Worldly Prosperity: The Crux of Christianity & Buddhism

Buddhism VajrayanaThe similarities of religions is consistent with the obvious insight that behind all religions are people — not gods, Bodhisattvas, Mind or Oneness. For example, unsurprisingly, efforts to acquire worldly prosperity are a common theme among the majority of Christians and Buddhists.  This theme struck me as I read about Vajrayana Buddhism today.

Vajrayana is one form of Buddhism but not a sect of Buddhism — it can be found within several types of Buddhism.  Click on the diagram to see a larger map.  David Chapman has an excellent post which clarifies exactly what Vajrayana Buddhism is, but unless one practices Buddhism or daydreams of practicing Buddhism, this may just more unnecessary religious details to clutter your mind. So for those of you wise enough not to clutter your minds further, I wanted to share one phrase from David’s post–  “Worldly Yanas” — and discuss it in relationship to Christian religiosity.

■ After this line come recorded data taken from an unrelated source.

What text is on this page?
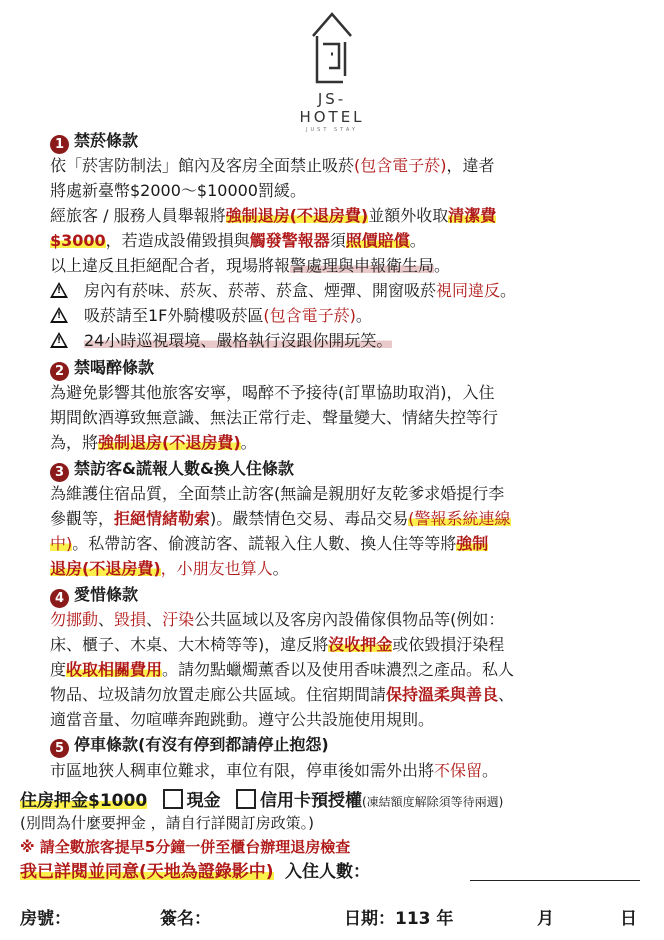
JS-HOTEL
JUST STAY
1 禁菸條款
依「菸害防制法」館內及客房全面禁止吸菸(包含電子菸)，違者
將處新臺幣$2000～$10000罰緩。
經旅客 / 服務人員舉報將強制退房(不退房費)並額外收取清潔費
$3000，若造成設備毀損與觸發警報器須照價賠償。
以上違反且拒絕配合者，現場將報警處理與申報衛生局。
!房內有菸味、菸灰、菸蒂、菸盒、煙彈、開窗吸菸視同違反。
!吸菸請至1F外騎樓吸菸區(包含電子菸)。
!24小時巡視環境、嚴格執行沒跟你開玩笑。
2 禁喝醉條款
為避免影響其他旅客安寧，喝醉不予接待(訂單協助取消)，入住
期間飲酒導致無意識、無法正常行走、聲量變大、情緒失控等行
為，將強制退房(不退房費)。
3 禁訪客&謊報人數&換人住條款
為維護住宿品質，全面禁止訪客(無論是親朋好友乾爹求婚提行李
參觀等，拒絕情緒勒索)。嚴禁情色交易、毒品交易(警報系統連線
中)。私帶訪客、偷渡訪客、謊報入住人數、換人住等等將強制
退房(不退房費)，小朋友也算人。
4 愛惜條款
勿挪動、毀損、汙染公共區域以及客房內設備傢俱物品等(例如：
床、櫃子、木桌、大木椅等等)，違反將沒收押金或依毀損汙染程
度收取相關費用。請勿點蠟燭薰香以及使用香味濃烈之產品。私人
物品、垃圾請勿放置走廊公共區域。住宿期間請保持溫柔與善良、
適當音量、勿喧嘩奔跑跳動。遵守公共設施使用規則。
5 停車條款(有沒有停到都請停止抱怨)
市區地狹人稠車位難求，車位有限，停車後如需外出將不保留。
住房押金$1000 現金 信用卡預授權(凍結額度解除須等待兩週)
(別問為什麼要押金 ，請自行詳閱訂房政策。)
※ 請全數旅客提早5分鐘一併至櫃台辦理退房檢查
我已詳閱並同意(天地為證錄影中) 入住人數：
房號：	簽名：	日期：113 年	月	日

Yanas are paths or practice/goal types within the huge variety of mind tools labeled as “Buddhism”.  VajraYANA is just one, and you are probably familiar with the MahaYANA and the HinaYANA paths.  David untangles the Yana knot here in another post.

For this post I simply want to say that most of non-Western Buddhism practices “Worldly Yana” much like most Christianity around the world practices some form of the “Prosperity Gospel”.   Even broader, I think most religion is very worldly.  First, let’s look what David has to tell us about Buddhism’s “Worldly Yana”.

 The vast majority of Tibetans, including nearly all monks, practiced the “worldly yanas,” whose aim is better material conditions in this life or future lives. (See Civilized Shamans: Buddhism in Tibetan Societies.)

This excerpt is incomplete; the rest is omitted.